Throughout the process, the Convention, and a Congressional resolution against torture which preceded it, received strong support in from both sides of the aisle. This bipartisan leadership and spirit demonstrated the strength of the consensus Americans and their elected leaders held against torture.

But that consensus was gradually eroded after the September 11, 2001, terror attacks. Our leaders at the time responded to the crisis in a way that is strikingly similar to other world leaders -- left and right -- who rationalize the use of torture by dehumanizing the victim, citing national emergencies and security as justification and assuming an ability to produce a desired outcome through fear and violence.

Although President Obama signed an executive order banning torture and cruel treatment, his administration lacks the conviction to do what is necessary to stop the festering legacy of torture and cruel treatment -- a legacy that includes the very real possibility that abusive treatment could again become official policy.

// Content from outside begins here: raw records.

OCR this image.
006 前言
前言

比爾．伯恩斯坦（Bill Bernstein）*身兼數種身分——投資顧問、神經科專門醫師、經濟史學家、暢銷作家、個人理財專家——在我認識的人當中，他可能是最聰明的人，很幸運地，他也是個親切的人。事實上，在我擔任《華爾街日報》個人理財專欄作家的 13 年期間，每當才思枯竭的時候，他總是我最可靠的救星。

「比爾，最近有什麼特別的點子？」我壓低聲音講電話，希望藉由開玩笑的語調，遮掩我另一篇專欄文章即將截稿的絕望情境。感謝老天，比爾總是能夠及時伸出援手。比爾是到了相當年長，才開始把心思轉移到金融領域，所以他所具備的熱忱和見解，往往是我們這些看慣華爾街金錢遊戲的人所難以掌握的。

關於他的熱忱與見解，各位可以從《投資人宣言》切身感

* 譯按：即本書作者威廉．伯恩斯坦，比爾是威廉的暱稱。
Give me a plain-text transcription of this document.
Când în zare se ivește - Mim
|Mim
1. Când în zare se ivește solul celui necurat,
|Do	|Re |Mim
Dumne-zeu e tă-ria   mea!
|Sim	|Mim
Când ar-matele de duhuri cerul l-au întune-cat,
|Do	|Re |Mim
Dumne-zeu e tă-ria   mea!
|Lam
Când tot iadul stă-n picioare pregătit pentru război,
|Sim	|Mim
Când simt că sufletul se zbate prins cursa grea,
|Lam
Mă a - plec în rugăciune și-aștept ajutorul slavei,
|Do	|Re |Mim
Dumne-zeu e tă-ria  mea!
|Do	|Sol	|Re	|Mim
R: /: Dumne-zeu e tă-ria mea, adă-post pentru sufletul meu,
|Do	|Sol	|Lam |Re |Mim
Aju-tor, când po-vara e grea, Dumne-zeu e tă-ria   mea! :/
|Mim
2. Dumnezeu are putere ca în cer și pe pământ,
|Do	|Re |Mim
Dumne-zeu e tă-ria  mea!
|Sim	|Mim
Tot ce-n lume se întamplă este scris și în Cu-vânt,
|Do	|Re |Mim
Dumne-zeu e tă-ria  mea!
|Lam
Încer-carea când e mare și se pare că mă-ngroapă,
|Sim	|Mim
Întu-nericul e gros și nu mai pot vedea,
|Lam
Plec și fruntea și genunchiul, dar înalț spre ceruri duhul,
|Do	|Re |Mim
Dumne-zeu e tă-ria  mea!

In his transmission to the Senate, President Reagan emphasized, "The core provisions of the Convention establish a regime for international cooperation in the criminal prosecution of torturers relying on so-called 'universal jurisdiction.'"

To date, the U.S. government has not provided a complete account of its use of torture and cruel treatment, despite credible evidence of U.S. violations of the Convention. As a result, no senior-level official has been held accountable.

The consequences for the lack of accountability at home complicate international efforts that aim to bring to justice torturers in other countries. For instance, the U.S. government's ability to press for accountability abroad is severely comprised. Foreign governments that torture with impunity can and do point to the United States as an excuse to further shield themselves from the search for truth and justice.

The United States must ensure it does not return to past illegal policies of torture and cruelty; it must fully investigate credible allegations of abuse; it must prosecute those who authorize, order, or engage in acts of torture; it must provide torture survivors an effective right to a remedy; and it should continue to rehabilitate torture survivors worldwide. Taking such measures is not just an obligation under the Convention. They would also help the United States to regain global leadership against torture and cruel treatment.

We must act out of our responsibility to the Convention Against Torture and to our values.

Curt Goering is executive director of the Center for Victims of Torture, a Minnesota-based international nongovernmental organization dedicated to healing survivors of torture.